Valentina era una chica menuda, bajita, rostro de niña hiperactiva; emocionalmente era una bomba a punto de estallar. No tuvimos tiempo para tener sexo aquel día, porque se la pasó hablando de sí misma, contándome anécdotas divertidas y curiosidades sobre ella. Se preocupó mucho por enamorarme, casi parecía que yo la había contratado sólo para eso. Yo casi ni hablaba, entre que la escuchaba y me preguntaba: "¿Y a qué vino esta mujer a mi casa?".
   Me contó que era fotógrafa profesional y también era periodista, de las que trabajan en periódicos y revistas que nadie conocía, ¿pero qué importa? Al revés de Sofía, ella no salpicaba su ego sobre su arte, sino que se limitaba a capturar la realidad tal cual, sin filtros ni adornos. Eso era lo que yo necesitaba, alguien que me hiciera ver la realidad así, sin complejos. Cuando le dije que yo necesitaba pronunciar el nombre de Sofía, y si no lo hacía cada cinco minutos, me moría, creyó que era una broma y se rio. Cuando notó que yo, en efecto, decía Sofía en medio de mis frases, pensó que aun alargaba la broma. Después ya no me preguntó nada, porque mi rareza se comparaba a las suyas: tener el tic de sacarse la lengua, comerse su propio cabello, reírse de todo, tomar fotos con su celular a cualquier cosa ("Si yo no le tomo fotos a algo cada cinco minutos, me muero" se burlaba) y a veces hablar cantando, como si estuviese en un musical. Yo, que era serio, taciturno, pensador y ególatra, era su antítesis. Pero cuando después volvió a visitarme (no sé por qué razón), descubrí que yo tenía algo de ella oculto en mí, y ella algo mío escondido en su ser. Es sólo una teoría, claro, porque el amor súbito que yo sentía por ella era capaz de deformar mi visión. Íbamos al cine todos los fines de semana; yo abandoné mi hábito de invitar Sofías a mi departamento y ella dominó por completo mis ratos libres: llamadas telefónicas, conversaciones por internet... ¿Por qué me frecuentaba ella? ¿En qué consistía mi atractivo? ¿En mi resignada soledad, en que yo representaba todo lo que ella no? Fue tan imprevista su llegada, como el relámpago en un cielo despejado y azul.

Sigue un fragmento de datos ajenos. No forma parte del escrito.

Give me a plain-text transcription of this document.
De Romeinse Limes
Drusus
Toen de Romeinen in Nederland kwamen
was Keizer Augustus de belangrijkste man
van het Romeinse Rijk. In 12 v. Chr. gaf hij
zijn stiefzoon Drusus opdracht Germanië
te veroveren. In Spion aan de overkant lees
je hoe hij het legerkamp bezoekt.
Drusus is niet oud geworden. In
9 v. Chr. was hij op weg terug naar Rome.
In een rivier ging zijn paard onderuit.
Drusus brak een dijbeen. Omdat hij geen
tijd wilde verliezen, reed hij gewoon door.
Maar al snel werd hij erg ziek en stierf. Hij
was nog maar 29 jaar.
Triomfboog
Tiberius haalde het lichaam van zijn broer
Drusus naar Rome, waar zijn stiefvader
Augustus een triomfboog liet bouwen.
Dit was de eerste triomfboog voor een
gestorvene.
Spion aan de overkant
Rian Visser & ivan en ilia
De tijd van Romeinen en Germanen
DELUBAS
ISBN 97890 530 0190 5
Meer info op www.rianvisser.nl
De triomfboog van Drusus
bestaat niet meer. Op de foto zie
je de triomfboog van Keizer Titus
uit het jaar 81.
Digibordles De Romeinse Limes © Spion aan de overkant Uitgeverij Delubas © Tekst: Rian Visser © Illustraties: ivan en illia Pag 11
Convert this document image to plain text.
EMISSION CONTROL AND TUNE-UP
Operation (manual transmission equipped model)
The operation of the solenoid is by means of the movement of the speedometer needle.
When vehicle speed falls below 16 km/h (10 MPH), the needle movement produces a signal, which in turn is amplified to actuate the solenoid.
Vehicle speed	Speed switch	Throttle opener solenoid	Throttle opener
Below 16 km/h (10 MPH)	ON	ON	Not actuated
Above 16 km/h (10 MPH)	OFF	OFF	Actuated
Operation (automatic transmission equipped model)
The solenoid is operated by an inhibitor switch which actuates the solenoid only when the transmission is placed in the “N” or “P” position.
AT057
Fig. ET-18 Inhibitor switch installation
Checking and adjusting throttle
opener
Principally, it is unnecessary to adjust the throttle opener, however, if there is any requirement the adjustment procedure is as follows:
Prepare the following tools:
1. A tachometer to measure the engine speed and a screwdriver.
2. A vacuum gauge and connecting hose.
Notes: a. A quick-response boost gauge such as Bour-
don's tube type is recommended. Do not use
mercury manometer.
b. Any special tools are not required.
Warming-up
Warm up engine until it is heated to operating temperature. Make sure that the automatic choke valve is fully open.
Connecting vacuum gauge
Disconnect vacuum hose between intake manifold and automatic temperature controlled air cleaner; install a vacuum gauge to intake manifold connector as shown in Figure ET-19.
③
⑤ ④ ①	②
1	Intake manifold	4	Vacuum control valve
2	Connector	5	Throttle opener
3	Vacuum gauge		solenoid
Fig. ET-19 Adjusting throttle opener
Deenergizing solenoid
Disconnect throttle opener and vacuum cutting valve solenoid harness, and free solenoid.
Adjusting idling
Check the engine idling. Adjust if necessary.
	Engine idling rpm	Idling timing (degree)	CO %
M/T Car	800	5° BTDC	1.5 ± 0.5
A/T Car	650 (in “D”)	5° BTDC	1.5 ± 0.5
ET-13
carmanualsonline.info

   -¿Quién es esa tal Sofía? -me preguntó por teléfono un día.
   -Es... Es una chica.
   -Me choca que la nombres cuando hablemos.
   -Pero...yo sé que nunca me creerás, perdóname. Es como una enfermedad.
   -O mejor dicho una adicción.
   -No, de verdad que no. Tengo años que no sé nada de ella.
   -Me enoja, me enoja mucho.
   -A mí me duele -dije y rompí a llorar.
   ¿Por qué no era una enfermedad intercambiable? Una en que consista la imposibilidad de vivir sin pronunciar el nombre de cualquier mujer: Alicia, Dulcinea, Dolores, Sabina... Nombres hermosos, literarios, con tanto significado, ¿quién podría escribir el libro de una tal Sofía? Muchos, y a la vez nadie.
¿Cómo podré amar de ahora en adelante? ¿Cómo podré besar con mis labios envenenados de Sofía? No hay día en que no piense en ella, no porque la extrañe, sino porque la pienso de la misma manera con la que uno piensa los asuntos generales: el amor, la muerte, mamá y papá, la insignificancia de la vida... Pero yo quería (necesitaba) que Valentina ocupase su lugar, quería amarla con la misma devoción, y es que, ¿por qué no era aquella nueva devoción mi cura? ¿Acaso no podía sustituir a Sofía con Valentina? ¿Pronunciar el nombre de mi chica menuda o hiperactiva?
   Lo intenté. No pude. Me desmayé y por poco moría. Grité Sofía con la desesperada ansia de volver a ver a Valentina. La relación entre ella y yo por poco acaba, si no fuese porque un día le di un susto a propósito:
   -Quiero que veas como no puedo vivir sin pronunciar Sofía -le entregué mi reloj y esperamos juntos. Nos sentamos frente a frente. Ella fruncía el ceño y a veces se le escapaba una risa.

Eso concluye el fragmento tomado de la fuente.